The reason that Unity does not provide any specific mechanism to limit download requests is that the Unity Engine powers your client-side application. It does not run your asset-serving server, and any protections against denial of service attacks must be implemented server-side.

Imagine if the Unity Engine did provide some way to for the client sign an asset bundle request. As the information security mantra goes, the client is in the hands of the enemy. Anyone with a copy of your game (either a paying customer, or someone who has obtained a copy illegally) could decompile it, extract the request-signing code, and use it to build a fake client that spams your server with flawlessly forged requests. Trying to defend against this in the client is a losing game.

(This is also the reason why you should consider any game assets you package or download into the client to be public information - you can't keep a secret in something you want every player of your game to be able to use)

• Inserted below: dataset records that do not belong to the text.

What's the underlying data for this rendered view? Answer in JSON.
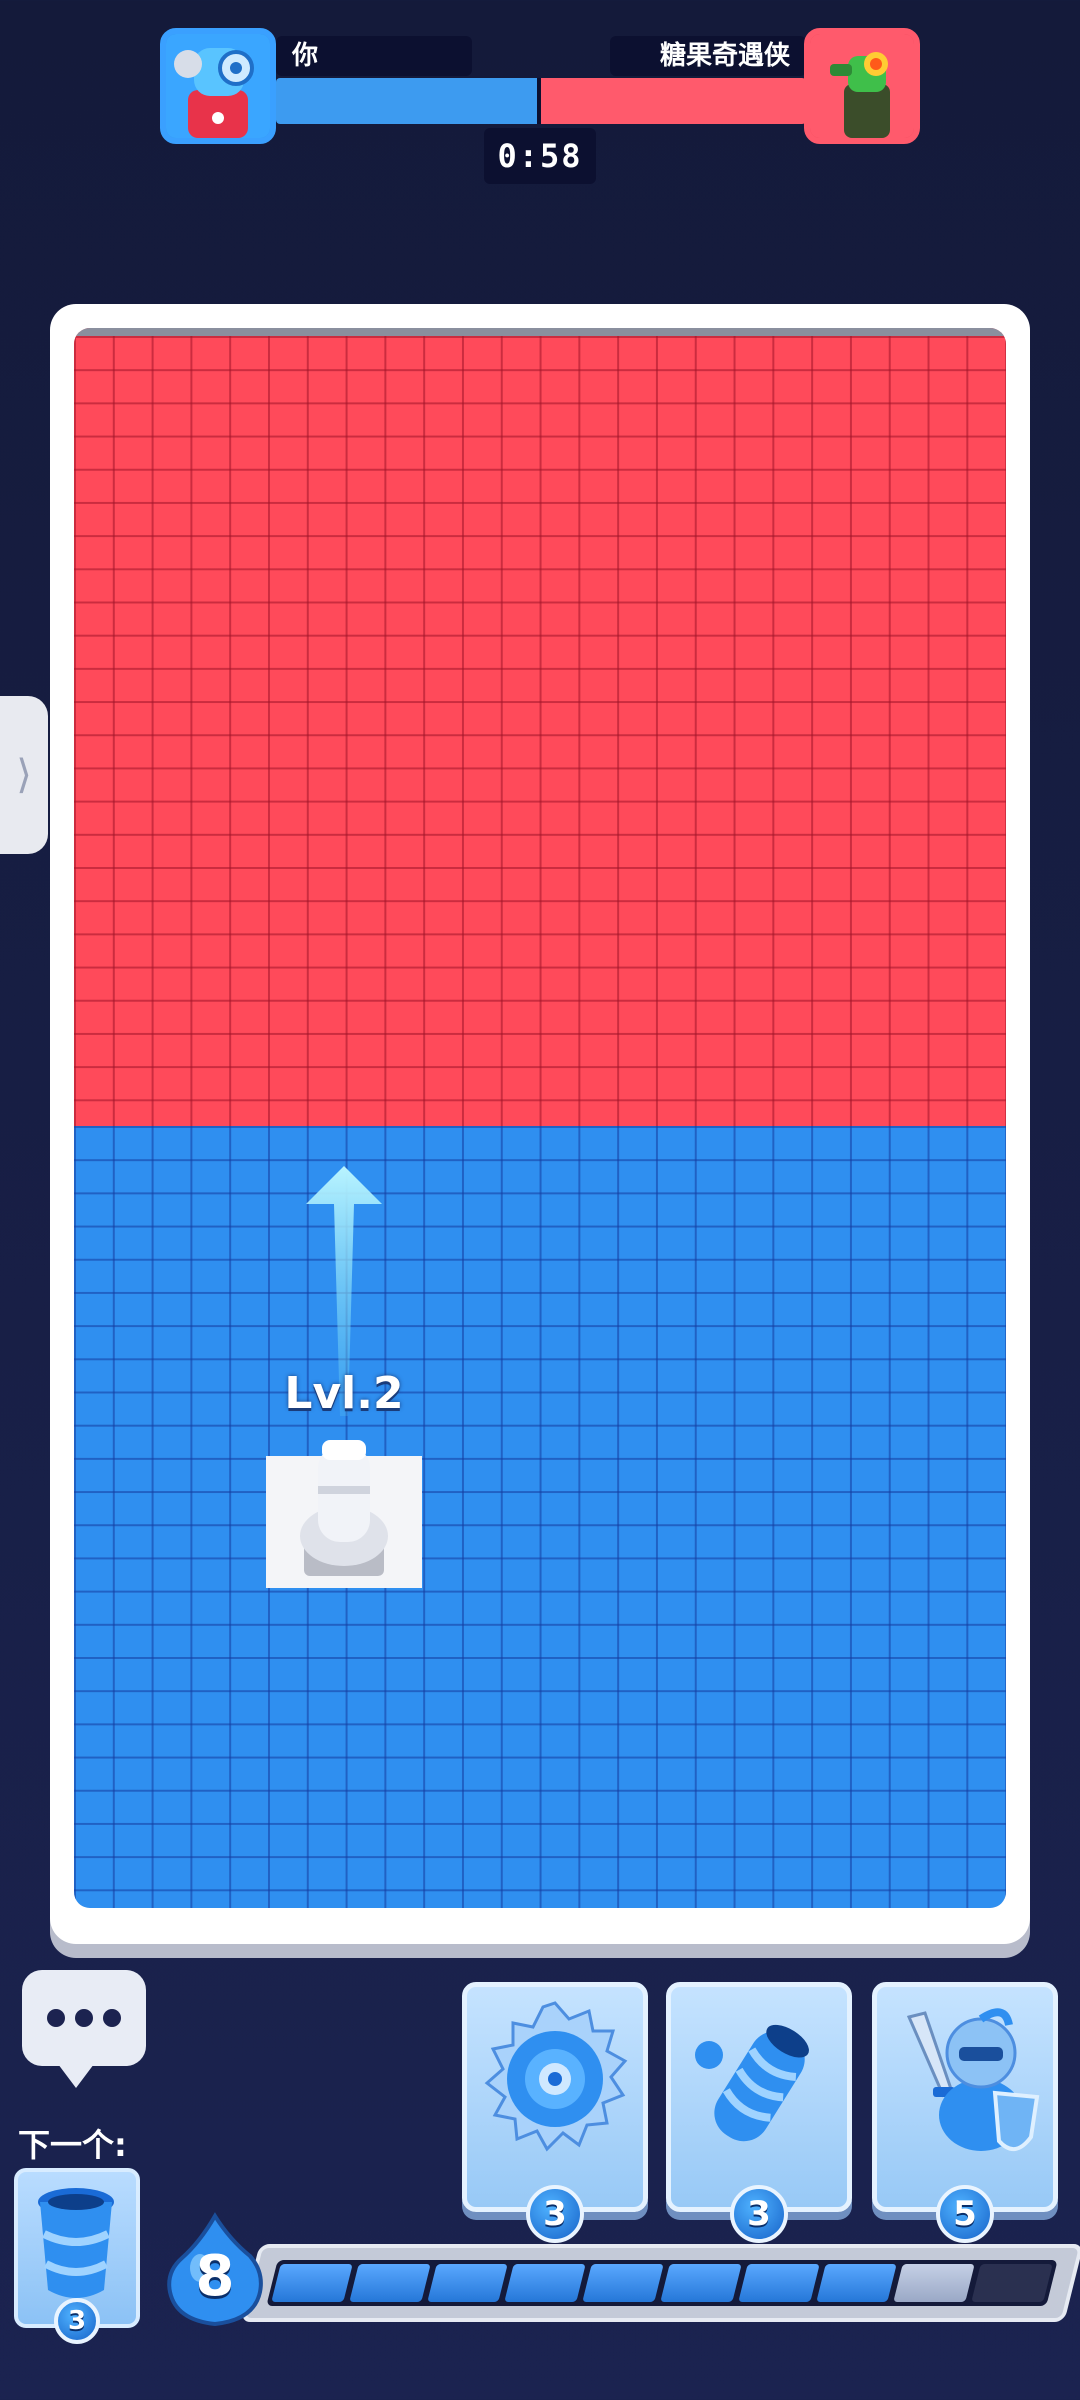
{
  "hud": {
    "player_name": "你",
    "opponent_name": "糖果奇遇侠",
    "timer": "0:58",
    "player_share": 0.5,
    "player_color": "#3d9bf0",
    "opponent_color": "#ff5a6c"
  },
  "board": {
    "red_color": "#ff4a5a",
    "blue_color": "#2f8ff0",
    "unit_label": "Lvl.2"
  },
  "bottom": {
    "next_label": "下一个:",
    "next_card_cost": "3",
    "elixir_count": "8",
    "elixir_fill": 0.82,
    "cards": [
      {
        "name": "saw-blade",
        "cost": "3"
      },
      {
        "name": "cannon",
        "cost": "3"
      },
      {
        "name": "knight",
        "cost": "5"
      }
    ]
  },
  "icons": [
    "player-avatar-icon",
    "opponent-avatar-icon",
    "chevron-right-icon",
    "chat-icon",
    "saw-blade-icon",
    "cannon-icon",
    "knight-icon",
    "elixir-drop-icon",
    "arrow-up-icon"
  ]
}
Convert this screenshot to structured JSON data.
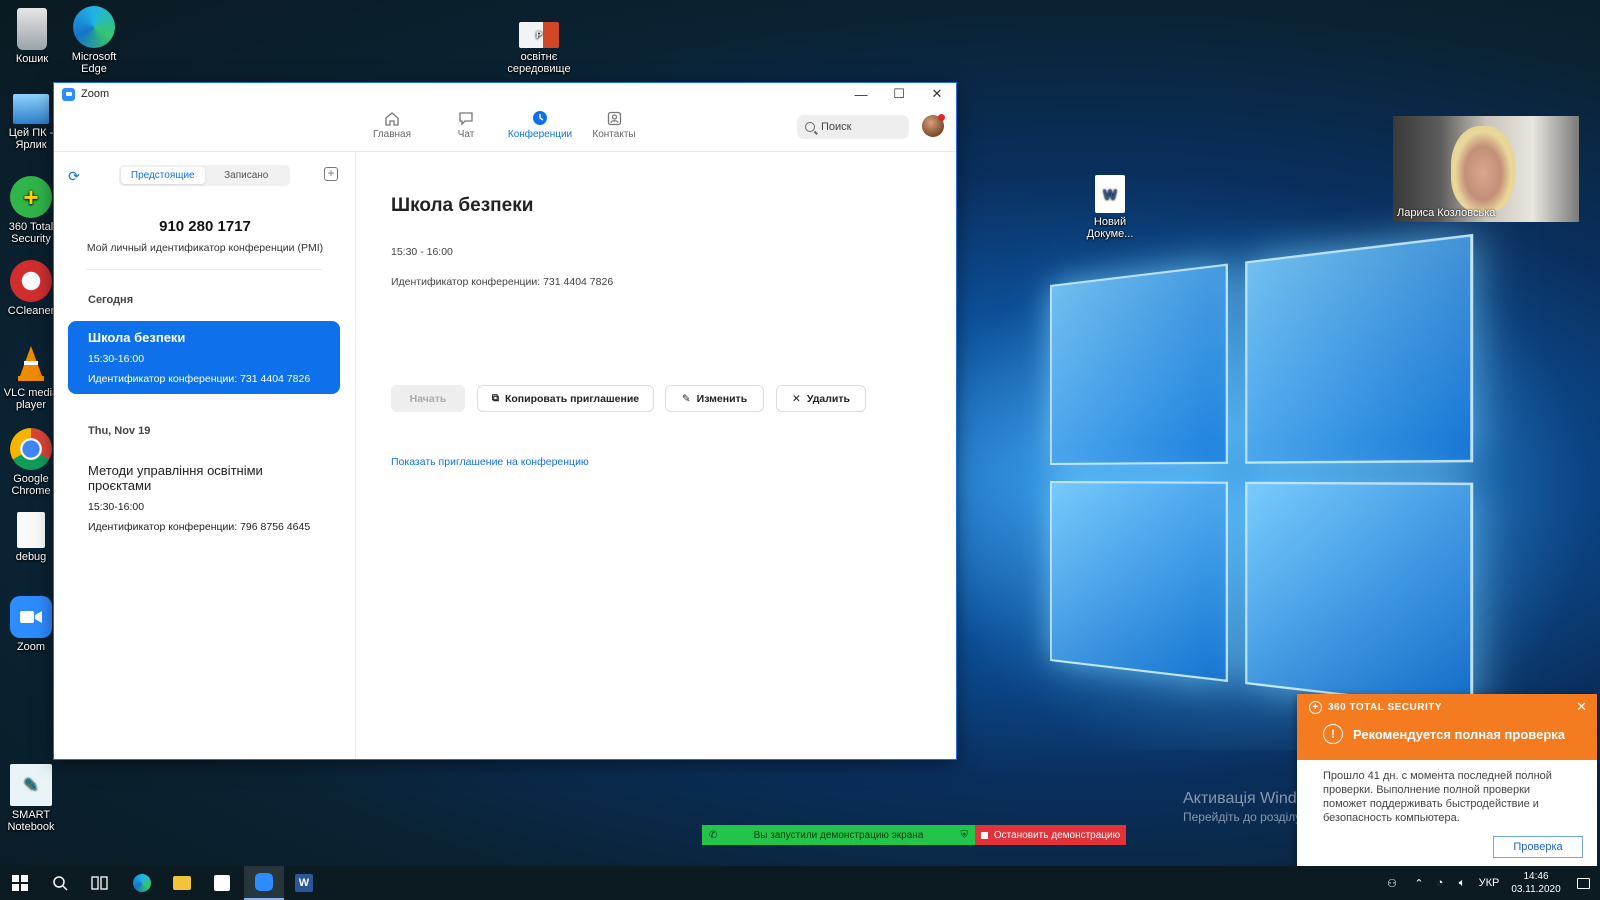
{
  "desktop": {
    "icons": [
      {
        "label": "Кошик"
      },
      {
        "label": "Microsoft Edge"
      },
      {
        "label": "освітнє середовище"
      },
      {
        "label": "Цей ПК - Ярлик"
      },
      {
        "label": "360 Total Security"
      },
      {
        "label": "CCleaner"
      },
      {
        "label": "VLC media player"
      },
      {
        "label": "Google Chrome"
      },
      {
        "label": "debug"
      },
      {
        "label": "Zoom"
      },
      {
        "label": "SMART Notebook"
      },
      {
        "label": "Новий Докуме..."
      }
    ]
  },
  "zoom": {
    "window_title": "Zoom",
    "tabs": [
      {
        "label": "Главная",
        "icon": "home-icon"
      },
      {
        "label": "Чат",
        "icon": "chat-icon"
      },
      {
        "label": "Конференции",
        "icon": "clock-icon"
      },
      {
        "label": "Контакты",
        "icon": "contacts-icon"
      }
    ],
    "active_tab": "Конференции",
    "search_placeholder": "Поиск",
    "segments": {
      "upcoming": "Предстоящие",
      "recorded": "Записано"
    },
    "pmi": {
      "number": "910 280 1717",
      "label": "Мой личный идентификатор конференции (PMI)"
    },
    "sections": [
      {
        "header": "Сегодня",
        "meetings": [
          {
            "title": "Школа безпеки",
            "time": "15:30-16:00",
            "id_line": "Идентификатор конференции: 731 4404 7826",
            "selected": true
          }
        ]
      },
      {
        "header": "Thu, Nov 19",
        "meetings": [
          {
            "title": "Методи управління освітніми проєктами",
            "time": "15:30-16:00",
            "id_line": "Идентификатор конференции: 796 8756 4645",
            "selected": false
          }
        ]
      }
    ],
    "detail": {
      "title": "Школа безпеки",
      "time": "15:30 - 16:00",
      "id_line": "Идентификатор конференции: 731 4404 7826",
      "buttons": {
        "start": "Начать",
        "copy": "Копировать приглашение",
        "edit": "Изменить",
        "delete": "Удалить"
      },
      "show_invite": "Показать приглашение на конференцию"
    },
    "accent": "#0e71eb"
  },
  "video_tile": {
    "name": "Лариса Козловська"
  },
  "activation": {
    "line1": "Активація Windows",
    "line2": "Перейдіть до розділу \"Настройки\", щоб активувати Windows."
  },
  "share_bar": {
    "status": "Вы запустили демонстрацию экрана",
    "stop": "Остановить демонстрацию"
  },
  "notification": {
    "brand": "360 TOTAL SECURITY",
    "title": "Рекомендуется полная проверка",
    "body": "Прошло 41 дн. с момента последней полной проверки. Выполнение полной проверки поможет поддерживать быстродействие и безопасность компьютера.",
    "action": "Проверка",
    "accent": "#f47b20"
  },
  "taskbar": {
    "lang": "УКР",
    "time": "14:46",
    "date": "03.11.2020"
  }
}
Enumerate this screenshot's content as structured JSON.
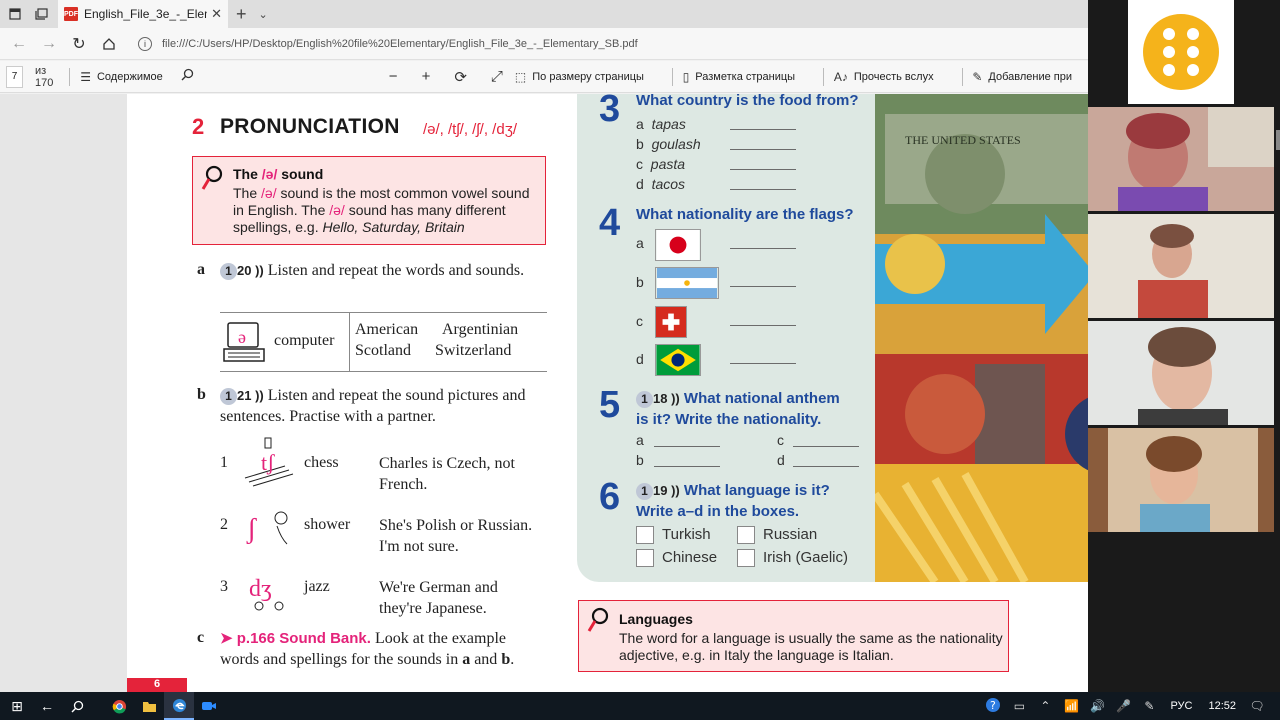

So, if malicious downloads are a concern for your use case, you'll need to use server-side solutions. Content distribution networks exist to alleviate the load of file serving from servers, and detect/block denial of service attacks, or you can implement your own customized protections.

One possibility would be for a client to first send a conventional GET request asking for permission to download the asset. After validating the request (say, rate-limiting requests by IP, or checking the user's login credentials if you want to restrict the downloads to specific user accounts in your own database), the server can reply with a one-off URI unique to that request. Then your server can respond to requests to that special URI by serving the asset bundle, up to a certain number of download attempts or short deadline, whichever is reached first.

This gives you the flexibility to implement whatever validation approach you deem appropriate for your threat model, entirely on the server side where it's out of the reach of would-be attackers to forge or manipulate.